Sybil rubbed Elspeth’s shoulders and continued, her voice humming with laughter. “It was all very formal. Duncan stood there, tall and formidable, his arms crossed over his chest. By the way, darling, Duncan and Calum and Birk were all watching your progress up the mountain Sunday morning. It was a regular spy mission with phones ringing, regular reports and binoculars. I believe the words ‘She nabbed him,’ were used. He said, ‘Didn’t have a chance with her on his trail.’ Birk said something about he and Fiona being the last of the mavericks. He sounded as if he were mourning the passing of an era.”
Elspeth rubbed her aching temples. “Sybil, I love my brothers. But I could kill them.”
“Don’t worry about Birk. He’ll be picking up another marriage prospect next week. He’d be all duded up and hot to trot,” Lacey stated. “Get on with it. I’m all ears.”
“So back
to the High Noon of yesterday. There Duncan was shooting bullets with each stare and Alek leading the horses while herding the sheep. They’re lovely sheep, Duncan said—”
“Sybil…” Lacey urged
impatiently.
Elspeth sat up and lifted one finger. Maddy swooshed to her with another glass of white wine.

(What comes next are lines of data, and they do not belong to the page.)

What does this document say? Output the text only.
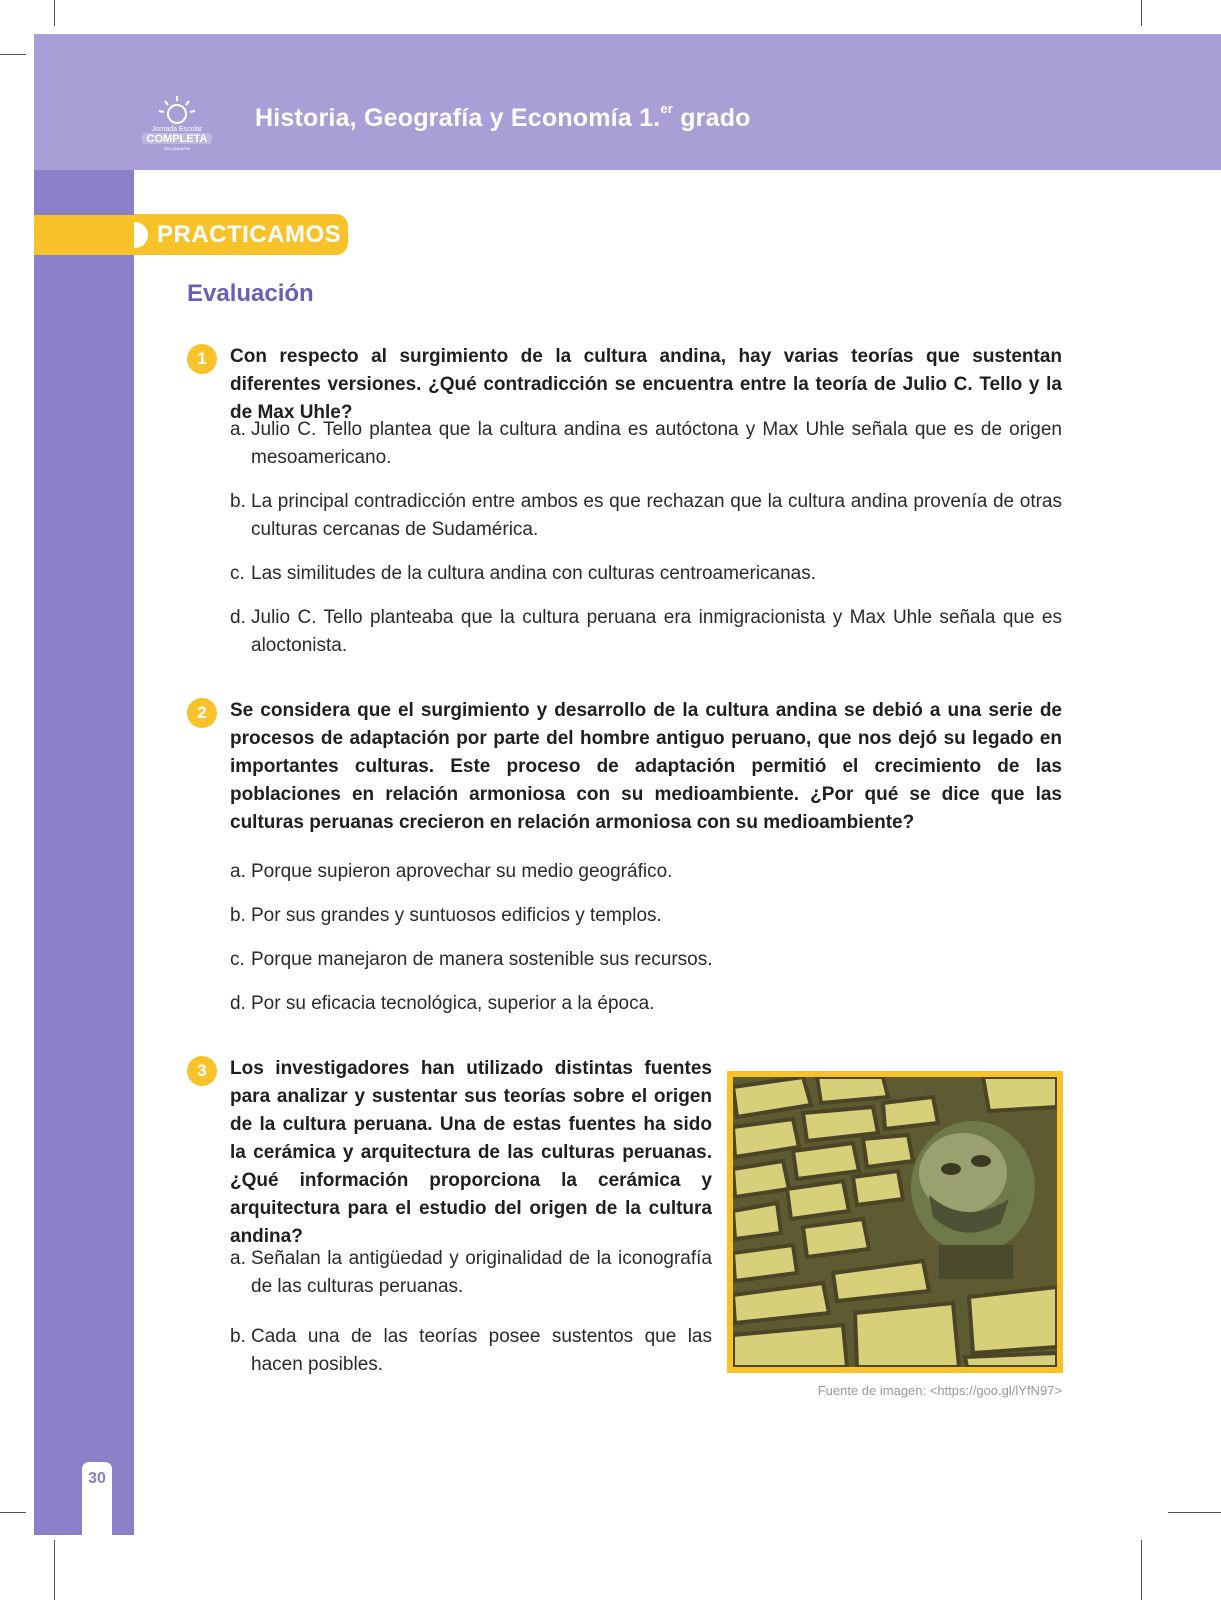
Jornada Escolar
COMPLETA
SECUNDARIA
Historia, Geografía y Economía 1.$^{er}$ grado
30
PRACTICAMOS
Evaluación
1	Con respecto al surgimiento de la cultura andina, hay varias teorías que sustentan diferentes versiones. ¿Qué contradicción se encuentra entre la teoría de Julio C. Tello y la de Max Uhle?
a. Julio C. Tello plantea que la cultura andina es autóctona y Max Uhle señala que es de origen mesoamericano.
b. La principal contradicción entre ambos es que rechazan que la cultura andina provenía de otras culturas cercanas de Sudamérica.
c. Las similitudes de la cultura andina con culturas centroamericanas.
d. Julio C. Tello planteaba que la cultura peruana era inmigracionista y Max Uhle señala que es aloctonista.
2	Se considera que el surgimiento y desarrollo de la cultura andina se debió a una serie de procesos de adaptación por parte del hombre antiguo peruano, que nos dejó su legado en importantes culturas. Este proceso de adaptación permitió el crecimiento de las poblaciones en relación armoniosa con su medioambiente. ¿Por qué se dice que las culturas peruanas crecieron en relación armoniosa con su medioambiente?
a. Porque supieron aprovechar su medio geográfico.
b. Por sus grandes y suntuosos edificios y templos.
c. Porque manejaron de manera sostenible sus recursos.
d. Por su eficacia tecnológica, superior a la época.
3	Los investigadores han utilizado distintas fuentes para analizar y sustentar sus teorías sobre el origen de la cultura peruana. Una de estas fuentes ha sido la cerámica y arquitectura de las culturas peruanas. ¿Qué información proporciona la cerámica y arquitectura para el estudio del origen de la cultura andina?
a. Señalan la antigüedad y originalidad de la iconografía de las culturas peruanas.
b. Cada una de las teorías posee sustentos que las hacen posibles.
Fuente de imagen: <https://goo.gl/lYfN97>
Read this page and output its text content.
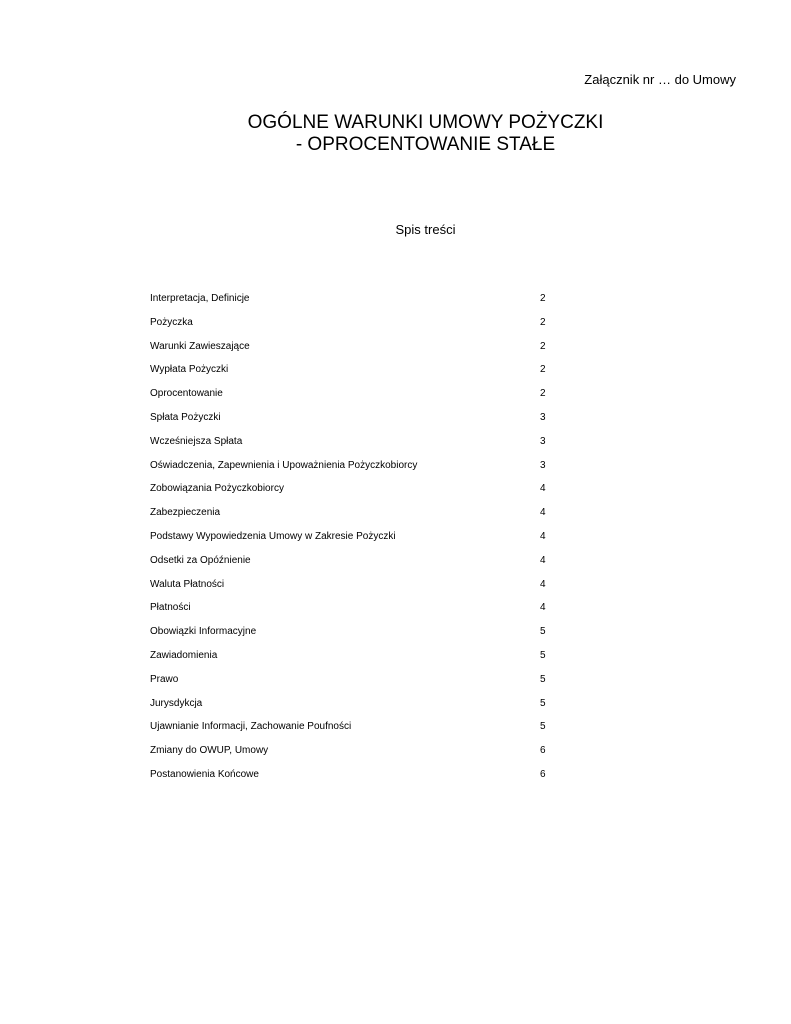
Załącznik nr … do Umowy
OGÓLNE WARUNKI UMOWY POŻYCZKI
- OPROCENTOWANIE STAŁE
Spis treści
Interpretacja, Definicje	2
Pożyczka	2
Warunki Zawieszające	2
Wypłata Pożyczki	2
Oprocentowanie	2
Spłata Pożyczki	3
Wcześniejsza Spłata	3
Oświadczenia, Zapewnienia i Upoważnienia Pożyczkobiorcy	3
Zobowiązania Pożyczkobiorcy	4
Zabezpieczenia	4
Podstawy Wypowiedzenia Umowy w Zakresie Pożyczki	4
Odsetki za Opóźnienie	4
Waluta Płatności	4
Płatności	4
Obowiązki Informacyjne	5
Zawiadomienia	5
Prawo	5
Jurysdykcja	5
Ujawnianie Informacji, Zachowanie Poufności	5
Zmiany do OWUP, Umowy	6
Postanowienia Końcowe	6
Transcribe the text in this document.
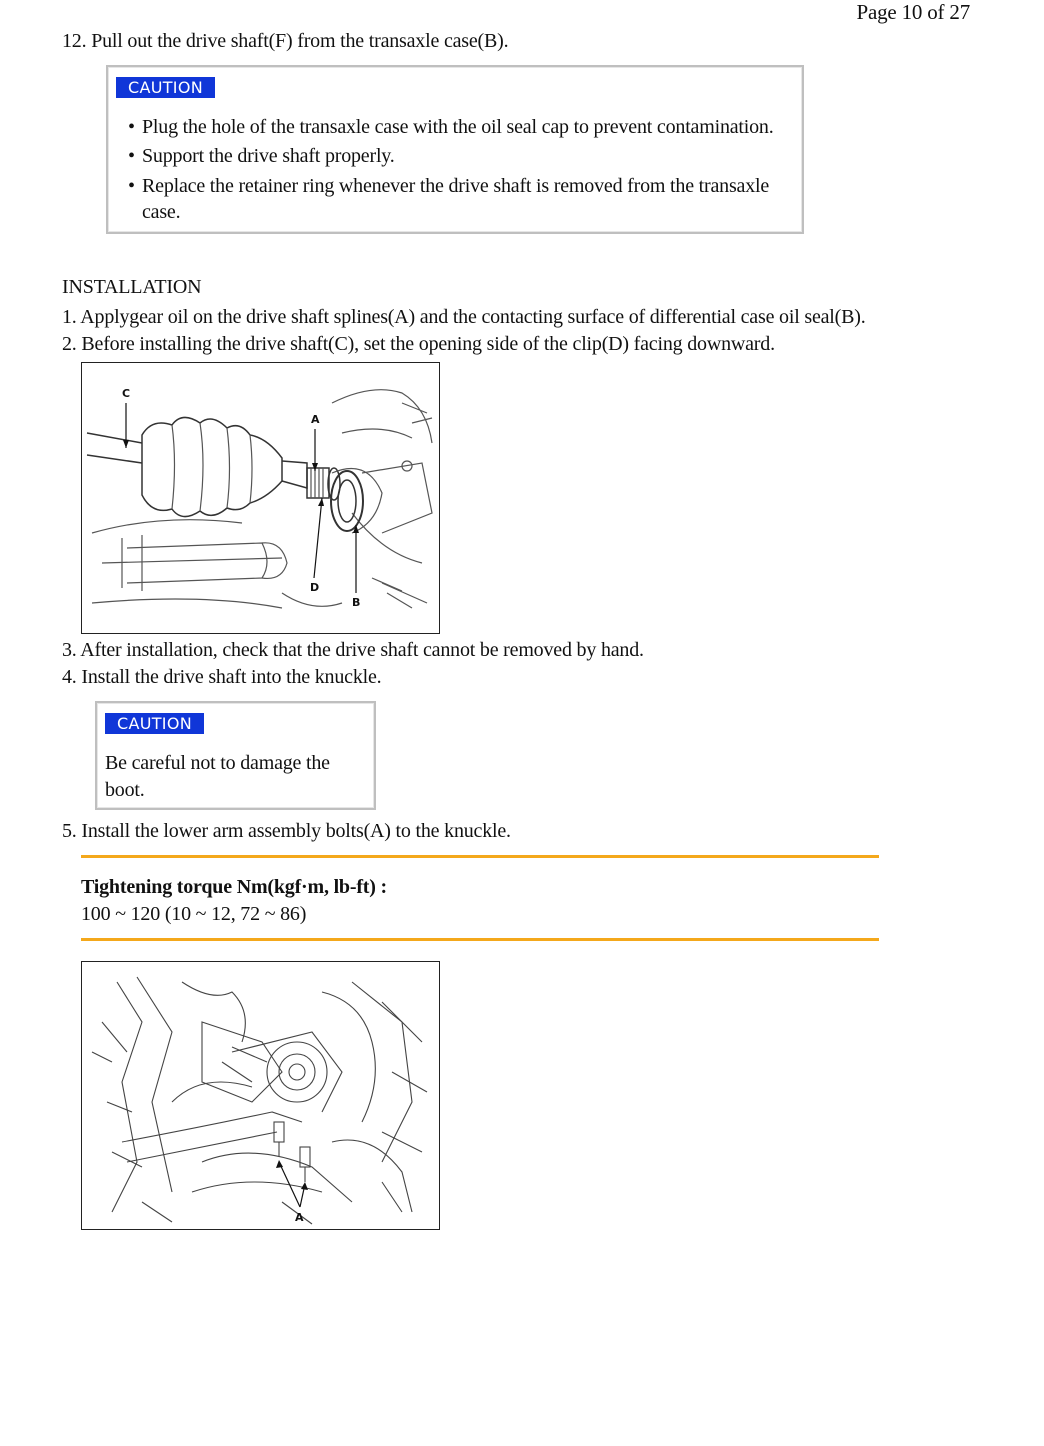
Page 10 of 27
12. Pull out the drive shaft(F) from the transaxle case(B).
CAUTION
• Plug the hole of the transaxle case with the oil seal cap to prevent contamination.
• Support the drive shaft properly.
• Replace the retainer ring whenever the drive shaft is removed from the transaxle
case.
INSTALLATION
1. Applygear oil on the drive shaft splines(A) and the contacting surface of differential case oil seal(B).
2. Before installing the drive shaft(C), set the opening side of the clip(D) facing downward.
C
A
D
B
3. After installation, check that the drive shaft cannot be removed by hand.
4. Install the drive shaft into the knuckle.
CAUTION
Be careful not to damage the
boot.
5. Install the lower arm assembly bolts(A) to the knuckle.
Tightening torque Nm(kgf·m, lb-ft) :
100 ~ 120 (10 ~ 12, 72 ~ 86)
A
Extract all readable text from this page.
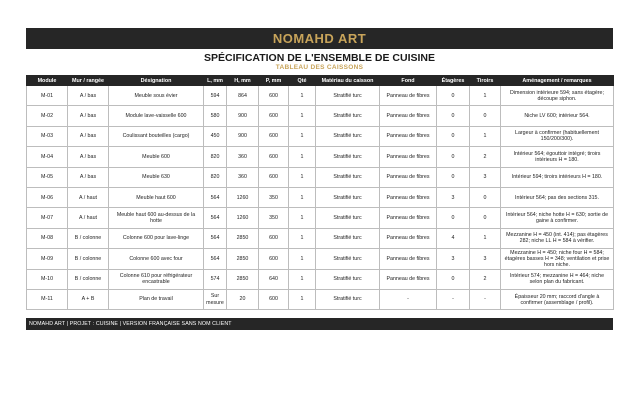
NOMAHD ART
SPÉCIFICATION DE L'ENSEMBLE DE CUISINE
TABLEAU DES CAISSONS
Module	Mur / rangée	Désignation	L, mm	H, mm	P, mm	Qté	Matériau du caisson	Fond	Étagères	Tiroirs	Aménagement / remarques
M-01	A / bas	Meuble sous évier	594	864	600	1	Stratifié turc	Panneau de fibres	0	1	Dimension intérieure 594; sans étagère; découpe siphon.
M-02	A / bas	Module lave-vaisselle 600	580	900	600	1	Stratifié turc	Panneau de fibres	0	0	Niche LV 600; intérieur 564.
M-03	A / bas	Coulissant bouteilles (cargo)	450	900	600	1	Stratifié turc	Panneau de fibres	0	1	Largeur à confirmer (habituellement 150/200/300).
M-04	A / bas	Meuble 600	820	360	600	1	Stratifié turc	Panneau de fibres	0	2	Intérieur 564; égouttoir intégré; tiroirs intérieurs H = 180.
M-05	A / bas	Meuble 630	820	360	600	1	Stratifié turc	Panneau de fibres	0	3	Intérieur 594; tiroirs intérieurs H = 180.
M-06	A / haut	Meuble haut 600	564	1260	350	1	Stratifié turc	Panneau de fibres	3	0	Intérieur 564; pas des sections 315.
M-07	A / haut	Meuble haut 600 au-dessus de la hotte	564	1260	350	1	Stratifié turc	Panneau de fibres	0	0	Intérieur 564; niche hotte H = 630; sortie de gaine à confirmer.
M-08	B / colonne	Colonne 600 pour lave-linge	564	2850	600	1	Stratifié turc	Panneau de fibres	4	1	Mezzanine H = 450 (int. 414); pas étagères 282; niche LL H = 584 à vérifier.
M-09	B / colonne	Colonne 600 avec four	564	2850	600	1	Stratifié turc	Panneau de fibres	3	3	Mezzanine H = 450; niche four H = 584; étagères basses H = 348; ventilation et prise hors niche.
M-10	B / colonne	Colonne 610 pour réfrigérateur encastrable	574	2850	640	1	Stratifié turc	Panneau de fibres	0	2	Intérieur 574; mezzanine H = 464; niche selon plan du fabricant.
M-11	A + B	Plan de travail	Sur mesure	20	600	1	Stratifié turc	-	-	-	Épaisseur 20 mm; raccord d'angle à confirmer (assemblage / profil).
NOMAHD ART | PROJET : CUISINE | VERSION FRANÇAISE SANS NOM CLIENT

“It was really lovely and formal. A male-bonding thing. There wasn’t an ounce of giving in Duncan or in Alek. I could barely keep Megan quiet, and then she launched herself at Alek and he cuddled her. He stood, combat boots locked to the porch, all tall and hard and tough and determined male, and cuddled Meggie on his hip.”
Sybil took a
sip of lemonade before continuing. “Duncan was weakening by then, but he leveled questions like a gunslinger at showdown time, and Alek answered them carefully, exactly. One of them was quite exact—‘She cut your hair?’ Alek said you did and at last Duncan nodded and said, ‘Aye.’ Then he added a threat about what would happen if Alek broke your heart. By that time, I was crying. After that, they both went to chop wood, just swinging axes away as if they wanted to brawl and knew they’d better not. Wood flew everywhere. It looked like a lumberjack contest. I found Duncan later, alone in the barn. His eyes were wet, he was hugging one of the sheep and he said he thought he was developing allergies and that there was too much hay dust in the barn.”
“Ha! Allergies, my foot!” Lacey exclaimed. “He cried because his baby Elspeth was leaving his nest.”
Sybil arched a brow. “Don’t you ever say anything like that around him, Lacey. He’s delicate and needs protection, but especially now. He’s been having morning sickness.”
Elspeth managed to speak. “I believe
that Mr. Alek Petrovna has a lesson to learn. He should have discussed this with me first—what exactly did Alek want, Sybil?”
“Your hand in marriage. He wanted permission to court you, and sure enough there you were cruising in his Chevy last night.”
“You’re absolutely right. He should have asked you to marry him first…didn’t he?” Talia clearly was not happy with her brother.
“He did
not. He’s pushy, Sybil. I haven’t decided whether I like the man or not. At the moment, I do not believe I want anything to do with Alek. Other than to teach him a lesson.”
Sybil leveled a look at Elspeth. “There’s a big difference between
love
and
like.
I always love Duncan, but sometimes I really don’t like him.”
Lacey licked the beer foam off her upper lip. “Birk dumped poor Chelsey Lang. I have no idea why. She’s such a sweet, old-fashioned, homey-type girl, too. Looks fertile…massive mammaries and big hips, just like what you’d think a Tallchief would want—no offense, Syb…Talia. Yep, I’d have thought Birk would have wanted that one. Instead he dumped her. Men.”
Lacey’s tone put the male species in a box with cockroaches. The four women shot Maddy a dark look that sent him scurrying toward Miss Loretta. When he realized how close he was to her proximity, he reeled back, knocked over two liquor bottles and caught them. He kept a wary eye on Loretta as he wiped his bar.